BALTIMORE >> Adley Rutschman and Bobby Witt Jr. were the top two picks of baseball’s 2019 amateur draft, back when the Baltimore Orioles and Kansas City Royals were among the worst teams in the sport.
“It’s pretty crazy,” Witt said Monday. “Now we’re matching up in the postseason.”
Rutschman and the Orioles host Witt and the Royals in an AL wild-card series of two teams with 100-loss seasons not far back in the rearview mirror. For Kansas City, it was last season, and their 30-win improvement ranks as one of the most impressive turnarounds over the past half-century.
Game 1 is today at Camden Yards.
“This is something I’ve dreamed about since I was a kid,” said Witt, who hit .332 to win the AL batting title. “Going into the last offseason, this was the goal and we’re here now. We just got to keep working.”
The Royals went from 56-106 to 86-76, enough for the second wild card. Only five teams made a bigger leap from one season to the next, a group that includes Baltimore from 2021 to ’22.

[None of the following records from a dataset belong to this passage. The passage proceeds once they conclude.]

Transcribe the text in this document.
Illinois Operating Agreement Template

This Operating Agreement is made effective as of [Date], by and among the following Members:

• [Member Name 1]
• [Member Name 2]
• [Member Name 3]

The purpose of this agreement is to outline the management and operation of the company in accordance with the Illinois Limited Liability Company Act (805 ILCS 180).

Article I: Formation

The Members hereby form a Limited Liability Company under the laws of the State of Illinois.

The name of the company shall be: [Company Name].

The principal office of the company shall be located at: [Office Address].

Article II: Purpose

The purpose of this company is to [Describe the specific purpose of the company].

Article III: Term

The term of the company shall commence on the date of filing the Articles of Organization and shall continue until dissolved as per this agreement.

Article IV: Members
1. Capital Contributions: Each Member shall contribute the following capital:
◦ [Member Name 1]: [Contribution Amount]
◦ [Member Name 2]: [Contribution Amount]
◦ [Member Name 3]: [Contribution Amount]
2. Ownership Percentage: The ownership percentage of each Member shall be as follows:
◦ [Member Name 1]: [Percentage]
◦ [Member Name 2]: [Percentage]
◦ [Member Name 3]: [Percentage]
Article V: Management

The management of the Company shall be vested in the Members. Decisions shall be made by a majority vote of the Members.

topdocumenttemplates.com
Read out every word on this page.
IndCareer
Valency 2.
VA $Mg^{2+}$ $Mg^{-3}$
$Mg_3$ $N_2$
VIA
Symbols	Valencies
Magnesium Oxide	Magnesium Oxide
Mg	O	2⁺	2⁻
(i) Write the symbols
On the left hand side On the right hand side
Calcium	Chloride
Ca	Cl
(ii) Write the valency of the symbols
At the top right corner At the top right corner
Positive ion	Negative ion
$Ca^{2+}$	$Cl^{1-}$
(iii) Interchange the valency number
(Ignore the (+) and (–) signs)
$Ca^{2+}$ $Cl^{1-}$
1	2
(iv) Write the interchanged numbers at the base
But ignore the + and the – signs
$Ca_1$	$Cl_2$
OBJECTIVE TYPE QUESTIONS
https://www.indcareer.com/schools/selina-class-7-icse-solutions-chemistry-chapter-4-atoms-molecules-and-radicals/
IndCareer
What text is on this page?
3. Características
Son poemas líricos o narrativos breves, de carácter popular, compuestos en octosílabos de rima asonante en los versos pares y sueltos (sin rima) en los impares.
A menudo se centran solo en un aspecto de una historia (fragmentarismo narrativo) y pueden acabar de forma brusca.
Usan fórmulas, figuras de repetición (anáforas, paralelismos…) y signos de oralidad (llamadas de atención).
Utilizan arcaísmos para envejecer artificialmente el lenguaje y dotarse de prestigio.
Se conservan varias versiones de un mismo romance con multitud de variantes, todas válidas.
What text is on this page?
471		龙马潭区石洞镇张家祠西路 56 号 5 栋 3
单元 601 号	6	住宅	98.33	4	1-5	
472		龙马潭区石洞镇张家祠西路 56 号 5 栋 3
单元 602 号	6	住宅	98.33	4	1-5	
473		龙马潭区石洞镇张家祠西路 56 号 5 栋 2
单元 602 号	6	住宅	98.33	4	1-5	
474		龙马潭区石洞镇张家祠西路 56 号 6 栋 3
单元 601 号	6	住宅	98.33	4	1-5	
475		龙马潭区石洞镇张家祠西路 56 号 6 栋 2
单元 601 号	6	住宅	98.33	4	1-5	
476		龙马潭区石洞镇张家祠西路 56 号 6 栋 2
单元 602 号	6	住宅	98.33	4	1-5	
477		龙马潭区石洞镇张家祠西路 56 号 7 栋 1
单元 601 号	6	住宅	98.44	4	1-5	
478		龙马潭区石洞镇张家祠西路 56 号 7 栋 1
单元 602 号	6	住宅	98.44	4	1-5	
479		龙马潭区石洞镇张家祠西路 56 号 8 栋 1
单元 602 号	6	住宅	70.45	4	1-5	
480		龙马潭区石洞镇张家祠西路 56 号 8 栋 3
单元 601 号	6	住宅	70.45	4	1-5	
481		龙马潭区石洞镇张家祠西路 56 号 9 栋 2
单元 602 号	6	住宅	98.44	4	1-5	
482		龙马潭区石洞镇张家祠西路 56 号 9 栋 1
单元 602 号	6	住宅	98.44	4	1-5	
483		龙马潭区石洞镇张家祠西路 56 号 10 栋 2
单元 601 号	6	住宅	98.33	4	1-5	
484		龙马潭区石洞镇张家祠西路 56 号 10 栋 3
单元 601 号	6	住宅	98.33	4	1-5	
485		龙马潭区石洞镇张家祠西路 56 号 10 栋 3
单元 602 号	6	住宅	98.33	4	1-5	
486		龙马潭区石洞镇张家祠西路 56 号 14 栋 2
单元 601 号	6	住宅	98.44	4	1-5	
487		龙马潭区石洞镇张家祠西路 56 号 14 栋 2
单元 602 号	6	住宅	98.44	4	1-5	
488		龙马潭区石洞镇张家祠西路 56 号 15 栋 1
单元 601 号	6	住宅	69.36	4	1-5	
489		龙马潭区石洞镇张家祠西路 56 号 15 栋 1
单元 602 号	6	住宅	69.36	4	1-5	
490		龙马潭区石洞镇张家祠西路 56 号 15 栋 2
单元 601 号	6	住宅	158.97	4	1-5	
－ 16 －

That was after the Orioles lost more than 100 games in three consecutive full seasons. But with Rutschman, Gunnar Henderson and other prospects resulting from those dark days, they won the AL East a year ago and got a taste of the playoffs — a Division Series defeat to eventual champion Texas.
Henderson hopes he and his teammates are more “battle-tested” this time around.
“Last year’s experience of what that felt like at the end when we did have this kind of fairytale season and the quick exit, I’m hoping that these guys still have that taste in their mouth going into this postseason,” manager Brandon Hyde said. “I think they do.”
The parallels are not just historic. The Royals and Orioles at times this season were dominant, but each had second-half struggles that endangered reaching October.
Kansas City had two separate seven-game skids over the past five weeks. Baltimore lost 11 of 16 games from Sept. 4-22.
“There’s very rarely a team that goes through a season without some sort of a rough patch,” Royals manager Matt Quatraro said. “But whether that’s two games, four games, seven games — whatever your losing streaks are — these guys in this clubhouse are so resilient. They bounce back.”
The Royals join NL East champion Philadelphia as the only teams to go into this year’s playoffs under .500 over their prior 10 games. The Orioles were at least able to finish 4-2 to recapture some swagger.